Wednesday, May 11, 2016

Coffee Storage Review: Airscape and Evak canisters

Top to bottom:
Prepara Evak mini (glass), Airscape Lite (plastic), Airscape original (stainless steel)
There's a new kind of coffee storage, that is reliable, keeps the beans fresh, and is totally convenient.  I don't know what the "class" of storage is called, or even if it even has a name, but I'll call it the "collapsing-lid canister."

Basically, they are an airtight vessel with a lid that slides down inside the canister, and rests on the surface of the coffee, thereby shrinking the size of the vessel to always fit - exactly - the amount of coffee you actually have. Think about it - regular airtight containers trap both air and food inside. Which will keep your food fresher, a container filled very full, or an almost empty one?  It's the equivalent of sucking all the air out of a ziplock bag.

The canisters are more complicated than that. The lids have a one-way valve built into them, that allows the air to escape as you collapse the lid into the vessel. It also allows any gasses released by the beans to escape as well, but doesn't allow air back in. It doesn't create a vacuum.

Airscape was the first on the scene, I think.  The original canisters were made of stainless steel, which is great for folks who store their coffee out on a counter, as they are genuinely light-tight.  The inner lid has a hinged handle - when it's upright, the valve is open, and allows air to escape as you push the lid down until it touches the surface of the coffee. Then you rock the handle sideways so it lays flat against the inner lid.  Handy if you need to fill the canister very full.  It has an outer lid for additional freshness. The first generation had a second 1-way valve on the outer lid, but newer ones do not.  Not sure the valved outer lid was necessary or not, or why they chose to eliminate it.

They now have a "Lite" version, which is made of plastic. I use these the most - I like seeing the beans through the plastic, and as much as I avoid brewing in plastic, storage of room-temperature beans in plastic isn't a problem for me. Plus, they come in a square version, and it fits in my coffee-storage bin better (to help contain the smell for my coffee-hater).  Airscape does offer a glass version, now as well, though I imagine they work just as well.  I prefer the Airscapes, because I store the coffee label between the collapsing lid and the outer lid. Especially cool, is that Airscape also offers a big version of their collapsing lid for use inside buckets, not that that is especially helpful for coffee. :-)
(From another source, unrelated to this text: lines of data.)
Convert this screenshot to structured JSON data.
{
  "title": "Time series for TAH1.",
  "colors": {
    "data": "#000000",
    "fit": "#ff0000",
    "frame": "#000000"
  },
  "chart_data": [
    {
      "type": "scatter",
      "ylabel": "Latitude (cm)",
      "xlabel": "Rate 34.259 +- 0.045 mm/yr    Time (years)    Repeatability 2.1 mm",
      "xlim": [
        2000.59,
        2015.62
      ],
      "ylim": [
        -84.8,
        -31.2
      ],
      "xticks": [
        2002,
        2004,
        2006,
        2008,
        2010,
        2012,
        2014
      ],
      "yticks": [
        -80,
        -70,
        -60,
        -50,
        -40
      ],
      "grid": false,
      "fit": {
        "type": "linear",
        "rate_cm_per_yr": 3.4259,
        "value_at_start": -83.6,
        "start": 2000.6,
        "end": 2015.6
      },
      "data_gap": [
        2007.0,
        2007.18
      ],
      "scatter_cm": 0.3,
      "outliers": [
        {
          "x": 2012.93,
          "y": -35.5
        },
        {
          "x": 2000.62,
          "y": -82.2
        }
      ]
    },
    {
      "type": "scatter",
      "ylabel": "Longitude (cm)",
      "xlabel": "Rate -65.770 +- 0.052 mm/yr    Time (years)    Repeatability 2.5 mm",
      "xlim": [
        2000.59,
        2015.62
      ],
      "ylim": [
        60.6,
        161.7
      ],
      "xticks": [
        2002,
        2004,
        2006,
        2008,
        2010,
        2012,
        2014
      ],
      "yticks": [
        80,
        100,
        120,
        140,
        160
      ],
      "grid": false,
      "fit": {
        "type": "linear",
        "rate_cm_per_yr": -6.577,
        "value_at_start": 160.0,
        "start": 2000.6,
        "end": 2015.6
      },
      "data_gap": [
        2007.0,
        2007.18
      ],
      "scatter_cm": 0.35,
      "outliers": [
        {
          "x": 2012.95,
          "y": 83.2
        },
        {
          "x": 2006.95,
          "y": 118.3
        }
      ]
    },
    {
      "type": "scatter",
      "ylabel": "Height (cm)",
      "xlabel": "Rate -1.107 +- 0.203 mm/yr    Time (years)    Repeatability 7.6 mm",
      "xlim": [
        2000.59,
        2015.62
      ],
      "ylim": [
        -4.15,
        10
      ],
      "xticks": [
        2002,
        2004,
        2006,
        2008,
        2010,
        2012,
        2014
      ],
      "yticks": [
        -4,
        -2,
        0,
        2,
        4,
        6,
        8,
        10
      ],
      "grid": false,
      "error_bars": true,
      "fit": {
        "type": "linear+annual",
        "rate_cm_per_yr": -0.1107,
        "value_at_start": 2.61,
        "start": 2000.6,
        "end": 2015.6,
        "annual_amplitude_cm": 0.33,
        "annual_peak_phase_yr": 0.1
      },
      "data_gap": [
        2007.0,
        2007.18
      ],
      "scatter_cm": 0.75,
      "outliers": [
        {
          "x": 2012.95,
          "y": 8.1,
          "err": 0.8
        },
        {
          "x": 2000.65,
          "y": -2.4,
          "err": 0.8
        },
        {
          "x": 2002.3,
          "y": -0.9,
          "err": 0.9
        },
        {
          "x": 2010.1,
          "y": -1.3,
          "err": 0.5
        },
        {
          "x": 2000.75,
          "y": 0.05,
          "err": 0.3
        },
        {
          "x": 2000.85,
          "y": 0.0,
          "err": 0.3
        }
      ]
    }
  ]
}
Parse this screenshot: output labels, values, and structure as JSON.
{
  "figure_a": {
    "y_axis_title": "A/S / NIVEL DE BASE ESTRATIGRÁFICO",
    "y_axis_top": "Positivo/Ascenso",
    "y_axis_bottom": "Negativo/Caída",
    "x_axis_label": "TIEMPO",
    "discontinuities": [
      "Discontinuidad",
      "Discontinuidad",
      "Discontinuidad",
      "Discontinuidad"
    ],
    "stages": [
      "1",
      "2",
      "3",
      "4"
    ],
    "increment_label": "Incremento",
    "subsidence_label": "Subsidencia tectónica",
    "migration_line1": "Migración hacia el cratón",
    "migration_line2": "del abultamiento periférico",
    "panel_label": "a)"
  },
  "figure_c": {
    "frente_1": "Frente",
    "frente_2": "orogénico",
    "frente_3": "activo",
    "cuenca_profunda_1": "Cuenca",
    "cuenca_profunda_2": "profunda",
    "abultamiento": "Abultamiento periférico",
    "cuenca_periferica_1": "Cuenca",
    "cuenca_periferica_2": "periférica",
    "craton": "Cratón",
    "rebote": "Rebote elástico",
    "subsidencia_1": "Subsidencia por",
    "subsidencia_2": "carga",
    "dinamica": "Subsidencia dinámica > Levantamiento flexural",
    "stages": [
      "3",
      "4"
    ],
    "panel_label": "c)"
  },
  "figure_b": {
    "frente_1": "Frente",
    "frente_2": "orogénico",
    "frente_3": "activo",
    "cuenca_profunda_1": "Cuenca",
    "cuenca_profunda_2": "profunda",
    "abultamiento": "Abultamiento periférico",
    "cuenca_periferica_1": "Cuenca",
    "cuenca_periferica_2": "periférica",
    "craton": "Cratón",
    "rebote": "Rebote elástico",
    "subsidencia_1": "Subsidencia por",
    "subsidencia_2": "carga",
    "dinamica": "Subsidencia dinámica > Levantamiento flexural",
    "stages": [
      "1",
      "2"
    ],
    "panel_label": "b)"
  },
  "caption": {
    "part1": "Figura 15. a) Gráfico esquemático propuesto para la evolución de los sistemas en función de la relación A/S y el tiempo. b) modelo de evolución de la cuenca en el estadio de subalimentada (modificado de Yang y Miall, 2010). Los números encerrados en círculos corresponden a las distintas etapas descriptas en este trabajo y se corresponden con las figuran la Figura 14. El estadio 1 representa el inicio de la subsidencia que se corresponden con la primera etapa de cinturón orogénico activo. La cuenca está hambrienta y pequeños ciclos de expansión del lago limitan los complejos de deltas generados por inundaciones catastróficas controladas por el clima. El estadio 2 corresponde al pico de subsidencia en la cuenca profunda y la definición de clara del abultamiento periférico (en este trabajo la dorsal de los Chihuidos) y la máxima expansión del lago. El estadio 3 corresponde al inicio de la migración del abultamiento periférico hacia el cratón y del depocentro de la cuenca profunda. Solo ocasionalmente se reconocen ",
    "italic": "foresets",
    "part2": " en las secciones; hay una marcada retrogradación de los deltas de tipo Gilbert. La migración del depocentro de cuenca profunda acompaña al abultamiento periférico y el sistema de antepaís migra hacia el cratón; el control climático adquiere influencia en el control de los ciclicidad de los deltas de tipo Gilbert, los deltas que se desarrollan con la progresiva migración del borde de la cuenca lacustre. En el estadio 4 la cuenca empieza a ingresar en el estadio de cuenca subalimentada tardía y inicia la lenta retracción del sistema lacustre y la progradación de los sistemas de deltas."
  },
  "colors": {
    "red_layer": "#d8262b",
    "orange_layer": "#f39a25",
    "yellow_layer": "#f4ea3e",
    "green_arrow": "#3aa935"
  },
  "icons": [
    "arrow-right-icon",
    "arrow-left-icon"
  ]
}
The Prepara Evaks only come in glass (so far as I know), and the lids meant for coffee are lined with stainless, so that only inert materials touch coffee (they do have plastic parts above the layer of stainless, however). The Evak collapsing lid handle doesn't lay flat though, which means if the canister is very full, the handle will stick up out the top. My favorites of these are the minis, which are GREAT for taking a day or perhaps two of beans with you for traveling. No outer lid, though. I doubt the outer lid is necessary for freshness, but I like it as a convenient place to store my coffee label. If you have your coffee lined up on a shelf, you can still set the label above the collapsing lid. It's just that my Evak gets stored sideways inside a plastic bin (it's tall and thin, rather than short and squat like the Airscapes), and the label falls out. Not in itself a big deal, except that I'm sloppy about putting away my old coffee labels from inside the bottom of my coffee bin, so if it falls out, I might forget which label is the correct one (well, probably not. I just like the additional lid, even if I doubt it's necessary for bean freshness).  The Evaks also offer long-handled scoops that hook over the top edge. These are handy if you get the especially tall/thin versions of their canisters.

The canisters from both companies (but not the collapsing lid) are dishwasher safe. The collapsing lids should only be wiped clean.

If you go through coffee quickly - these might not be necessary, as they really only offer modest improvements over a jar or ceramic crock for bean storage.  And they are expensive ($10 for the Evak mini, $20-$25 for bigger sizes).  But every bit helps in my opinion.